Learning Robot Soccer from Egocentric Vision with Deep Reinforcement Learning
Dhruva Tirumala, Markus Wulfmeier, Ben Moran, Sandy Huang, Jan Humplik, Guy Lever, Tuomas Haarnoja, Leonard Hasenclever, Arunkumar Byravan, Nathan Batchelor, Neil Sreendra, Kushal Patel, Marlon Gwira, Francesco Nori, Martin Riedmiller, Nicolas Heess
TL;DR
The paper addresses end-to-end, vision-based multi-agent robot soccer with onboard sensing and partial observability, proposing a two-stage RL framework and zero-shot sim-to-real transfer using NeRF-based rendering. It combines memory-enabled policy learning, Replay across Experiments for data efficiency, and adaptive KL-regularization to distill expert skills into a single robust agent. Empirical results show emergent active perception behaviors, robust ball tracking, and agility on par with state-based policies in simulation, with real-world transfer demonstrated on humanoid robots, albeit with some performance drop due to real-world noise.
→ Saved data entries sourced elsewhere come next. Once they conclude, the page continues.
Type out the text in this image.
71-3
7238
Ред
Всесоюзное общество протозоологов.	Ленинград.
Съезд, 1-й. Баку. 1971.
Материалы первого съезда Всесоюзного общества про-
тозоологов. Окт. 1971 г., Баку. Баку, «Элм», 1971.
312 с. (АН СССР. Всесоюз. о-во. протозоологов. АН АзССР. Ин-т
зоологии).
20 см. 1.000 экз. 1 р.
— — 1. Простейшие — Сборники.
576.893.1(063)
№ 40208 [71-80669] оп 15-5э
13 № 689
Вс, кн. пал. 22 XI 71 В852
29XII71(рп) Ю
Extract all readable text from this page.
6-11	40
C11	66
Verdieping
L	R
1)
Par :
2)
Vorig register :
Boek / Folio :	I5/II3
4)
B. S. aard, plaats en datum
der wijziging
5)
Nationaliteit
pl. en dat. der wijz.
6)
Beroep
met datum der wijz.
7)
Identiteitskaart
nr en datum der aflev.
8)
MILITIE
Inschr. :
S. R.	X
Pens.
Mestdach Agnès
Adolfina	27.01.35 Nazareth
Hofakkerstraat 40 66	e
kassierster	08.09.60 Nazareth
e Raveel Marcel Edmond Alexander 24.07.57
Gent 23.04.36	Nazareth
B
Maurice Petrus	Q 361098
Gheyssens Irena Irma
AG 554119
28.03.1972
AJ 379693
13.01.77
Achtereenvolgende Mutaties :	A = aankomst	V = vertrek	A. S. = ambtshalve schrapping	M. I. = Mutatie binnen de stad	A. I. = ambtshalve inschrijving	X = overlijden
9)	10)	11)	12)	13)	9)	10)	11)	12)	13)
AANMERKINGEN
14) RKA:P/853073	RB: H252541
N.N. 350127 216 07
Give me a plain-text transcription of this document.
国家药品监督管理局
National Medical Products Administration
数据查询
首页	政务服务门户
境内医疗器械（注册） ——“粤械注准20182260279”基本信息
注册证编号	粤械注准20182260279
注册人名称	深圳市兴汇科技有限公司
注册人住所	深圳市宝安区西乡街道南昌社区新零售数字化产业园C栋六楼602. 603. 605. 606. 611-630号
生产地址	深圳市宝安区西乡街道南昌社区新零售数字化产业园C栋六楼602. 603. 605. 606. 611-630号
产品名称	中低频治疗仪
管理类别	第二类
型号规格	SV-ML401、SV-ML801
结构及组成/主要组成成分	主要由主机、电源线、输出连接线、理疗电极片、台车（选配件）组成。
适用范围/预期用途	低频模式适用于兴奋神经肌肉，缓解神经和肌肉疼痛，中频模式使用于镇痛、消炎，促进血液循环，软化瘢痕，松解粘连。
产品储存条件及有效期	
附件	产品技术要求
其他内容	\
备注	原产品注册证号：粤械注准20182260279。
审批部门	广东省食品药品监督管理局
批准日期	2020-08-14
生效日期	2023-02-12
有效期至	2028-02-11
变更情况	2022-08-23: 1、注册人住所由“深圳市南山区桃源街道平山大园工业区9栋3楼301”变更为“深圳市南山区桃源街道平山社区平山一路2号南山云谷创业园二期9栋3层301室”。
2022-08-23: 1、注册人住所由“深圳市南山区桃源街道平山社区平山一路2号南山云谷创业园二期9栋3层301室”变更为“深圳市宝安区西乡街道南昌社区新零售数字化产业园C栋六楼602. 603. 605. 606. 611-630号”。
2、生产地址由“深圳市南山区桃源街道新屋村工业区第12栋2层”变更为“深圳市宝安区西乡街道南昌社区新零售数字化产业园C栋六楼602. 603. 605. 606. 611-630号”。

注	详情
The work highlights NeRF-based realistic rendering and diverse visual domain randomization as essential for sim-to-real success, and analyzes data-source strategies to favor vision-based learning for complex, long-horizon tasks.
Abstract
We apply multi-agent deep reinforcement learning (RL) to train end-to-end robot soccer policies with fully onboard computation and sensing via egocentric RGB vision. This setting reflects many challenges of real-world robotics, including active perception, agile full-body control, and long-horizon planning in a dynamic, partially-observable, multi-agent domain. We rely on large-scale, simulation-based data generation to obtain complex behaviors from egocentric vision which can be successfully transferred to physical robots using low-cost sensors. To achieve adequate visual realism, our simulation combines rigid-body physics with learned, realistic rendering via multiple Neural Radiance Fields (NeRFs). We combine teacher-based multi-agent RL and cross-experiment data reuse to enable the discovery of sophisticated soccer strategies. We analyze active-perception behaviors including object tracking and ball seeking that emerge when simply optimizing perception-agnostic soccer play. The agents display equivalent levels of performance and agility as policies with access to privileged, ground-truth state. To our knowledge, this paper constitutes a first demonstration of end-to-end training for multi-agent robot soccer, mapping raw pixel observations to joint-level actions, that can be deployed in the real world. Videos of the game-play and analyses can be seen on our website https://sites.google.com/view/vision-soccer .